Eleven law students from China are spending six months at UConn School of Law, studying the U.S. legal system and experiencing American culture under a new partnership between UConn and Southeast University in Nanjing, China.
After completing introductory courses with Professor David Woods, the students will join the rest of the student body when classes begin at the end of August to begin a semester of further study. At the end of six months the Southeast students will have a robust introduction to U.S. law and society – and a strong start at a UConn LLM (master of laws) degree should they decide to continue their studies in the United States.
The new program came together quickly, thanks to Yan Hong, director of graduate admissions and Carrie Field, director of graduate and exchange programs at UConn Law. Hong visited Southeast University last year to talk informally about a relationship, which in time became an official agreement. To get the program approved and operating, Hong and Field worked with the UConn Law business office on tuition rates and with the university’s International Student and Scholar Services and its Office of Global Affairs on visa and other issues.
The eight-week summer introduction gives the students extra time to get acculturated. “It’s a great design because it allows them to get a head start as a special cohort, but then not to be isolated or segregated throughout their whole program,” Woods said. And he has been nothing but impressed by their work so far.
“They’ve really dived into American law and taken a deep bite,” he said. “And they’re moving at least the speed that a 1L class normally moves. So where we expect this kind of program to make a slow start, it has been quite the opposite.”
Jiaxian Qiu said she enrolled in the program to learn about other cultures and to further a career goal to work in corporate law. She said she was immediately impressed by the beauty of the campus and is looking forward to meeting classmates from other countries in the fall.
“I really want to make friends with them,” she said. “Like the saying goes ‘one world, one dream’ and we hope that we will live in harmony and just like a united group and make progress every day, and help each other every day.”
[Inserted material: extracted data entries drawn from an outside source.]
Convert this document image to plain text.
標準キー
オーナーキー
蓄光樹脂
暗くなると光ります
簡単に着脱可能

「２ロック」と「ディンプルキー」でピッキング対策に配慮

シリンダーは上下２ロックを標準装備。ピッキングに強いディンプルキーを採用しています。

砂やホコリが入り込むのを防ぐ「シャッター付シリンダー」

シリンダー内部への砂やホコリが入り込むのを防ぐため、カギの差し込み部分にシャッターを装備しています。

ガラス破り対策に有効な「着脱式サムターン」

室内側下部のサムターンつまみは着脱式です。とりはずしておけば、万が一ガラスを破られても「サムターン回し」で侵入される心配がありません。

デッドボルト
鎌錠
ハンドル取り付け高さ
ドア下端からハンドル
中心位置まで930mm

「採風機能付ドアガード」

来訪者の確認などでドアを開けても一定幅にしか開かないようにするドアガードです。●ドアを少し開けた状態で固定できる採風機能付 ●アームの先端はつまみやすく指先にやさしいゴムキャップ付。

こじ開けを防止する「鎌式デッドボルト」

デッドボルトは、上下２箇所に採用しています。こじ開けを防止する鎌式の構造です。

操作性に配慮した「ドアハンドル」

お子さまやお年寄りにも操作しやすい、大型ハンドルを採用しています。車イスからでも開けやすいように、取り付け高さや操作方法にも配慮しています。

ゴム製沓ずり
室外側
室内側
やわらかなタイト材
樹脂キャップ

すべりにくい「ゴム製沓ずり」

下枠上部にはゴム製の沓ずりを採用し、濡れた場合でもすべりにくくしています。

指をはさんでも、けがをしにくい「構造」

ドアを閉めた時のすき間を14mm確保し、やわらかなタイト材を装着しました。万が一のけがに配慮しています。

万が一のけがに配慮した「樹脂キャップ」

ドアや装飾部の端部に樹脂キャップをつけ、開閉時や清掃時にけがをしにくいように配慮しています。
The Southeast students have also had formative experiences outside the classroom. They have traveled to Boston, New York and Washington, D.C. They served as a jury in a mock trial for Hartford High School students and attended a Yard Goats baseball game. They also visited the Connecticut Supreme Court and the state Capitol, where they met Lt. Gov. Susan Bysiewicz.
In the fall the students will take another nine credits in courses of their choosing. The offerings are flexible in a way that speaks to the potential of the program.
“The beauty of this thing is that some of them have already expressed that they would like to continue to get their degree here,” Hong said.